Palavras-chave: Educação Especial. Autismo. Análise Qualitativa.


ABSTRACT

This article presents an analysis of the film Temple Grandin which provides an overview of autism from the unique life experience of Temple Grandin. A brief synopsis is present describing the trajectory of a person with autism in coping with everyday obstacles at a time when this condition was still very little known. The analysis takes some scenes from the movie film to discuss aspects related to autism, based upon the literature. Specificities and future perspectives on categorical and dimensional diagnosis of autism are discussed, as well as confusion related to classification issues. The historical notion that people with autism are always highly intelligent is reviewed, proposing deconstruction of this stereotype by understanding the presence of special abilities within the scope of what cognitive theorists call different cognitive styles. Sensory disturbance in autism is also addressed, such as those that drive Temple to develop the hug machine to help other autistic people to deal with interpersonal difficulties, which were often mistaken for lack of affective expression. Finally, the correlations between quality of parenting and autism are discussed, based upon scenes in the film. The aim is not to exhaust the subject in a thorough and extensive analysis, but rather to provide theoretical understanding of the work.

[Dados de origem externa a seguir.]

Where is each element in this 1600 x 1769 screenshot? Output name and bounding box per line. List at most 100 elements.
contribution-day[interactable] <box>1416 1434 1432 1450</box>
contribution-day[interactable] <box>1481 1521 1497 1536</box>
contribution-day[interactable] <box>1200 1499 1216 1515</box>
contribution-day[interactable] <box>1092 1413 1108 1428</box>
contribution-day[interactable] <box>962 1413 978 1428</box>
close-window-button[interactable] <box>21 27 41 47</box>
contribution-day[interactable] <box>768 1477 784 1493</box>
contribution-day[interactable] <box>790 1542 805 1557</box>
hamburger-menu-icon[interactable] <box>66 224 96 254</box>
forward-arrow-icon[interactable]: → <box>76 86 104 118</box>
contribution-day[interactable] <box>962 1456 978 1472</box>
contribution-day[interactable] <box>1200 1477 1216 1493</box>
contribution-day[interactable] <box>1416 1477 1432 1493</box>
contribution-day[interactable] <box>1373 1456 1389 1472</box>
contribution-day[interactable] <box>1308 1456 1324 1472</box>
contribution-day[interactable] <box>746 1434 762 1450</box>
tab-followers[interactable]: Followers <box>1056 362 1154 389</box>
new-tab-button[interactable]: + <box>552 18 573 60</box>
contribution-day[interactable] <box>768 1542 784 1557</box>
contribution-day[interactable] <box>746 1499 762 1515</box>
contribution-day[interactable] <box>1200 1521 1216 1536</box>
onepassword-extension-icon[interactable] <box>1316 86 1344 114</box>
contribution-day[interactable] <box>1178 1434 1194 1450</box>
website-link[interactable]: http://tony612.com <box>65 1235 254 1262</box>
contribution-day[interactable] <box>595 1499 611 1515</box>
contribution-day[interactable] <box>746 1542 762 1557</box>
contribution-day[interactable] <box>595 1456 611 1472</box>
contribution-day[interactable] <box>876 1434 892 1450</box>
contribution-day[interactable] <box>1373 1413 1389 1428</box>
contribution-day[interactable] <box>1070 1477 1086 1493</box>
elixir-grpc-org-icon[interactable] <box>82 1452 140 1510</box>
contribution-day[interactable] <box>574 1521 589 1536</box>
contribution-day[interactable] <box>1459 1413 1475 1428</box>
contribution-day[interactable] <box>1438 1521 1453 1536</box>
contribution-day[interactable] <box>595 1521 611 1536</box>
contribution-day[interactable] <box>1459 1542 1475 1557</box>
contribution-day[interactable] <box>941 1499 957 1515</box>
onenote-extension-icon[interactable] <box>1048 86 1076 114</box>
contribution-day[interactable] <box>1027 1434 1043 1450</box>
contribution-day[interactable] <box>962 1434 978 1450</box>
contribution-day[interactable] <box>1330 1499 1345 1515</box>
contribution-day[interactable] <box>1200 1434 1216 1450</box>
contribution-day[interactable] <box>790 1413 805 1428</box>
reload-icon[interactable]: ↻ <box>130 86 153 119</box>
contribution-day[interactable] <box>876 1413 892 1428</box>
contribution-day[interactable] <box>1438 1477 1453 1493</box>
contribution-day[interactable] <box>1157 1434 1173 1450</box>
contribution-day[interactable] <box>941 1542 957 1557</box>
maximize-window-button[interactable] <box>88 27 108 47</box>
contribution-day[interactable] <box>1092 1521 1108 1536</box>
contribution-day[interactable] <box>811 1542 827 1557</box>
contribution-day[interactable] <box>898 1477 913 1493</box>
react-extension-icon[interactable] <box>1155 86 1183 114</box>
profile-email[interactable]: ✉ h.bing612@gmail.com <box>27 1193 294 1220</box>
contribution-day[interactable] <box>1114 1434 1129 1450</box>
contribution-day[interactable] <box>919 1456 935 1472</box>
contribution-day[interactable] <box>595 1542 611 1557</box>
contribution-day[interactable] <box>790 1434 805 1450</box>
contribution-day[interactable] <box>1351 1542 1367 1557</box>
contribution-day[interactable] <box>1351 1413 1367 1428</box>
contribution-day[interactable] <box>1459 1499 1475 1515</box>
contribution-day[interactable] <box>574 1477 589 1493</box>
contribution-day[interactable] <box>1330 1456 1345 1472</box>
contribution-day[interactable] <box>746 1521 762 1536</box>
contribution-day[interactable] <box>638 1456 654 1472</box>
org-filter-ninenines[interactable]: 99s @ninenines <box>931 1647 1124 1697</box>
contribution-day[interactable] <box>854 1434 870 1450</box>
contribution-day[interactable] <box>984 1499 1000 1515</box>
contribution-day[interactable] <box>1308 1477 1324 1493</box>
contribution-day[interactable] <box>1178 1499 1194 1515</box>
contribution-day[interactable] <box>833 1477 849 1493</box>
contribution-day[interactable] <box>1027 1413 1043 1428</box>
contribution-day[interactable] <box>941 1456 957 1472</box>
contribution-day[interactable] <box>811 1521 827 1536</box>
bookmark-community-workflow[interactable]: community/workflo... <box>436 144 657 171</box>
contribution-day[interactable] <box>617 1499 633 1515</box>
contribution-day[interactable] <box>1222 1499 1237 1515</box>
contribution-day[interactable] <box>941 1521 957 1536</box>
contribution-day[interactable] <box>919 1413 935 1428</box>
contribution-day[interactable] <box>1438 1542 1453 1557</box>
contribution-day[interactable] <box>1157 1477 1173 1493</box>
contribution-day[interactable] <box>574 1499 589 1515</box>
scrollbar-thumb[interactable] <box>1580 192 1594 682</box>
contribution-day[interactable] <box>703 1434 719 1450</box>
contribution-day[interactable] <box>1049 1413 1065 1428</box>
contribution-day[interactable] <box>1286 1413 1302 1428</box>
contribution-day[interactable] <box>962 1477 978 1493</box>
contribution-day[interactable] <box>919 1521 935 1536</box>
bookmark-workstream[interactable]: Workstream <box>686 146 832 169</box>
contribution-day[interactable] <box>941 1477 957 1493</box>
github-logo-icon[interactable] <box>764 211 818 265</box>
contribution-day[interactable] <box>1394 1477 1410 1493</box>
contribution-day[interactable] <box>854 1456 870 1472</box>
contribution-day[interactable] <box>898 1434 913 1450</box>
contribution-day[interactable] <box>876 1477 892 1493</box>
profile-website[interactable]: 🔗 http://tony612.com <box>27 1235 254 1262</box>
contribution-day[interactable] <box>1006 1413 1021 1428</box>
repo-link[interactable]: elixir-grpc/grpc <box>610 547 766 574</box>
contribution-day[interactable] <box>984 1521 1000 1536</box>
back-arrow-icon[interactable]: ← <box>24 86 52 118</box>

Keywords: Special Education. Autism.


 

 

1 Introdução

Apesar das inúmeras questões que seguem não respondidas pela comunidade científica a respeito do autismo na atualidade, avanços relevantes que geraram novos conhecimentos sobre dos transtornos globais do desenvolvimento têm sido publicados nas últimas décadas. Pesquisas nas áreas da genética, psiquiatria, psicologia e educação abrangem desde aspectos etiológicos e diagnósticos até familiares e inclusão escolar na busca de esclarecimentos e diretrizes para lidar com esta condição (PIVEN, 2001; REITER; VITANI, 2007; SCHMIDT; BOSA, 2007).

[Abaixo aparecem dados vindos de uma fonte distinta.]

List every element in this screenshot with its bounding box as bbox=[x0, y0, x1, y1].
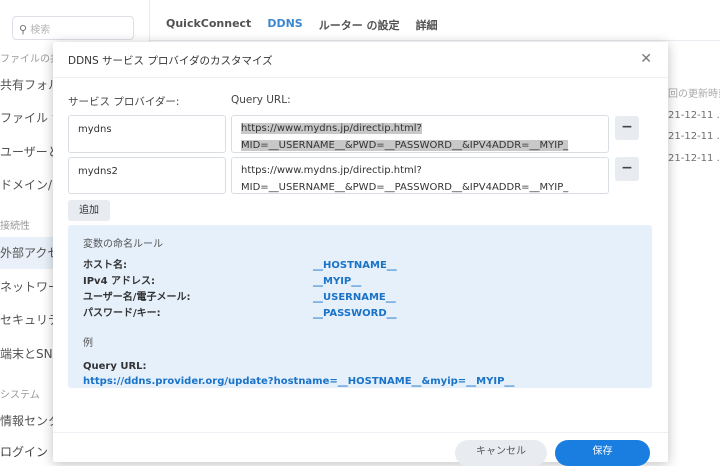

Sobretudo destaca-se a contribuição dada pelo o recente aumento na produção de livros escritos por pessoas com autismo (ROBINSON, 2008; TAMMET, 2007), inclusive no Brasil, e que agora também passam a ocupar espaço informativo em documentários filmados, como o de Temple Grandin (HBO, 2010). Estes relatos centram-se em um entendimento da síndrome a partir do ponto de vista da própria pessoa com autismo, apresentando de forma vivencial o impacto das dificuldades e especificidades da síndrome, contribuindo significativamente para o desenvolvimento de novas hipóteses e pesquisas neste campo de investigação.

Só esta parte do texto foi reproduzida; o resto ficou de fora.